For the last year, I have been keeping track of the daily data from the Virginia Department of Health (DoH) on COVID-19 cases (C), hospitalizations (H), and deaths (D) in Fairfax County, where I live. Fairfax has a population of around 1.3 million and has had around 70,000 reported cases. Cases have varied from a few dozen to around a thousand a day at different times during the past year. The graph summarizes the data with some of my conclusions based on my own analysis. My point is to extract some generalizations that are robust, not to model fine details.
My model M is very simple (the formula is on the graph): I assume that cases were undercounted at first, by a factor of 5 at Day 50 (May 5, 2020) improving exponentially to being accurate around day 200 and after. With this model M of actual cases (top black dashed line), the hospitalization data (green line) are accounted for fairly well by assuming a constant hospitalization rate of 1 in every 33 actual cases. Similarly, the death data (red line) are explained by a death rate of around 1 in 200 actual cases, peaking 14 days after case onset. These H and D rates are consistent with similar values from other sources, with the H and D rates in Fairfax being on the low side of those from other parts of the USA or abroad.

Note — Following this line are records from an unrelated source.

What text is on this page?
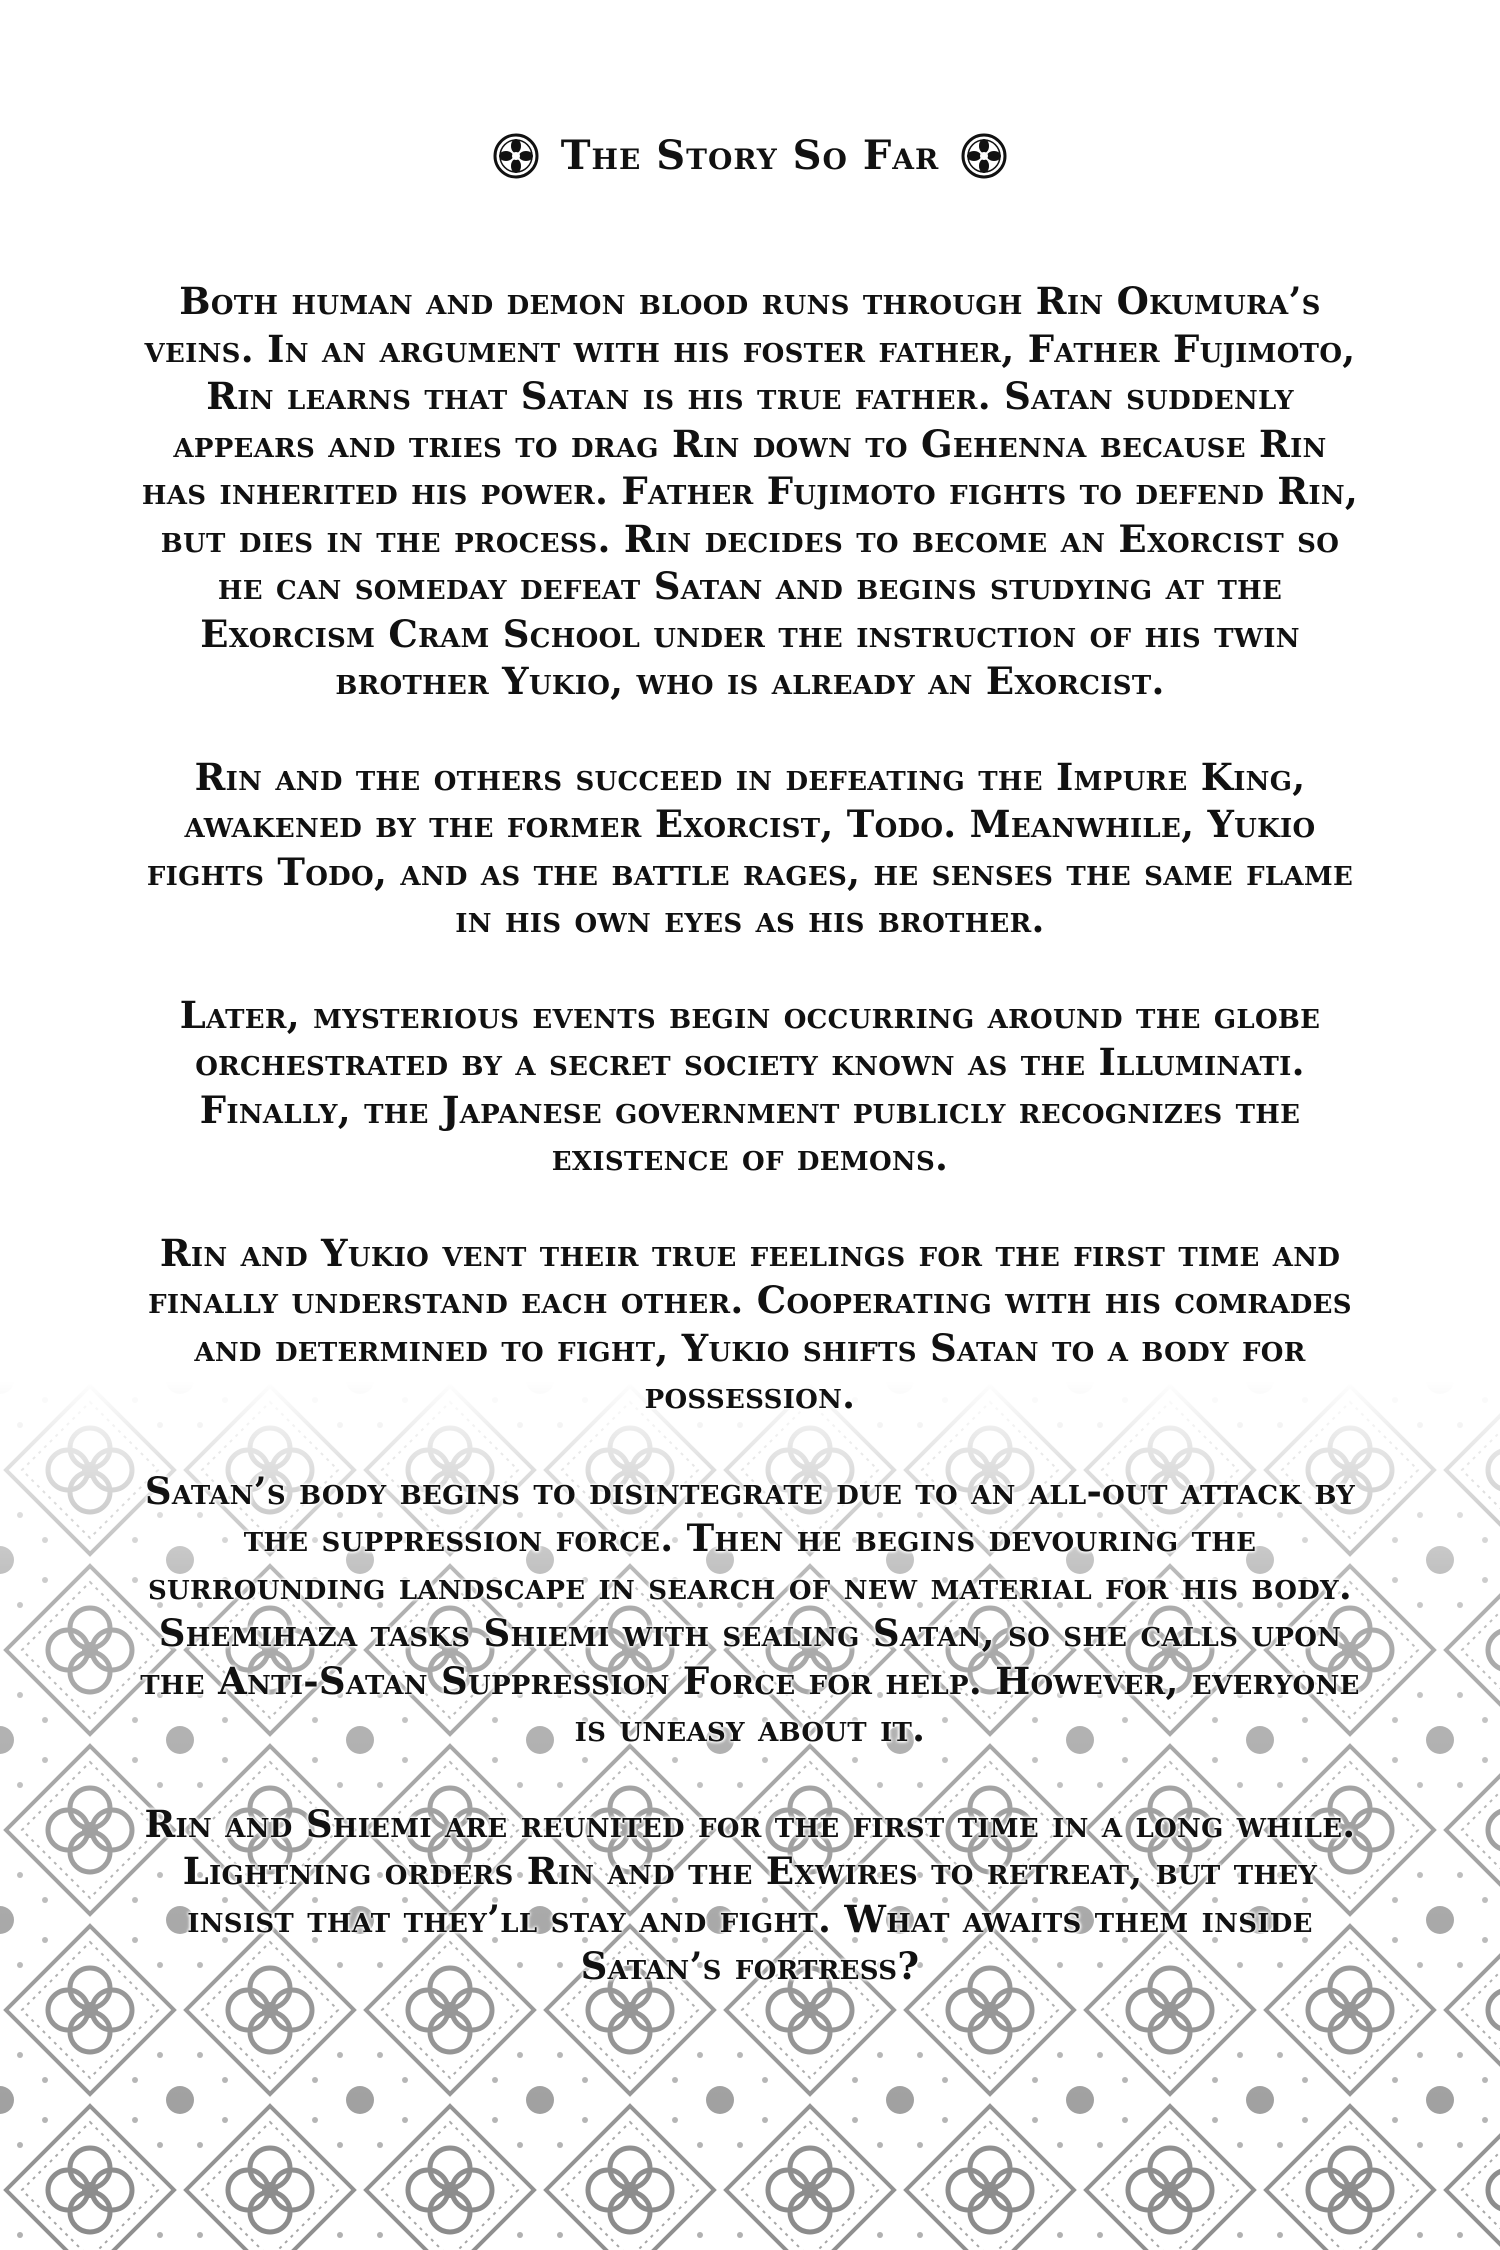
The Story So Far

Both human and demon blood runs through Rin Okumura’s veins. In an argument with his foster father, Father Fujimoto, Rin learns that Satan is his true father. Satan suddenly appears and tries to drag Rin down to Gehenna because Rin has inherited his power. Father Fujimoto fights to defend Rin, but dies in the process. Rin decides to become an Exorcist so he can someday defeat Satan and begins studying at the Exorcism Cram School under the instruction of his twin brother Yukio, who is already an Exorcist.

Rin and the others succeed in defeating the Impure King, awakened by the former Exorcist, Todo. Meanwhile, Yukio fights Todo, and as the battle rages, he senses the same flame in his own eyes as his brother.

Later, mysterious events begin occurring around the globe orchestrated by a secret society known as the Illuminati. Finally, the Japanese government publicly recognizes the existence of demons.

Rin and Yukio vent their true feelings for the first time and finally understand each other. Cooperating with his comrades and determined to fight, Yukio shifts Satan to a body for possession.

Satan’s body begins to disintegrate due to an all-out attack by the suppression force. Then he begins devouring the surrounding landscape in search of new material for his body. Shemihaza tasks Shiemi with sealing Satan, so she calls upon the Anti-Satan Suppression Force for help. However, everyone is uneasy about it.

Rin and Shiemi are reunited for the first time in a long while. Lightning orders Rin and the Exwires to retreat, but they insist that they’ll stay and fight. What awaits them inside Satan’s fortress?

The solid lines on the graph show the actual data averaged over 14 days to even out statistical variation (points for individual days are shown for the case data, so you get a sense of the range of statistical variation). The dashed lines show my model predictions for C, H, and D, with the H and D lines derived from the M case numbers according to the formulas given. My model predicts that there were actually more daily cases in the (underreported) ramp-up last spring than in the more accurately counted recent spike this winter.
The model is not perfect, but not at all bad at tracking the trends and even the actual H and D data. Data from the earliest weeks of the pandemic may not be accurate. I also need to note that the VA DoH fixed a computer error that resulted in a spuriously large number of deaths being reported since around Feb 20 of this year as an error was corrected that caused underreporting of deaths after January 1, 2021. This caused a spike in D data beginning around day 340.
(Caveat: my estimates of the H and D rates will need to be modified if my assumption that testing had become accurate by around day 200 is not correct. These estimates would need to be corrected by the actual case data if there is a change).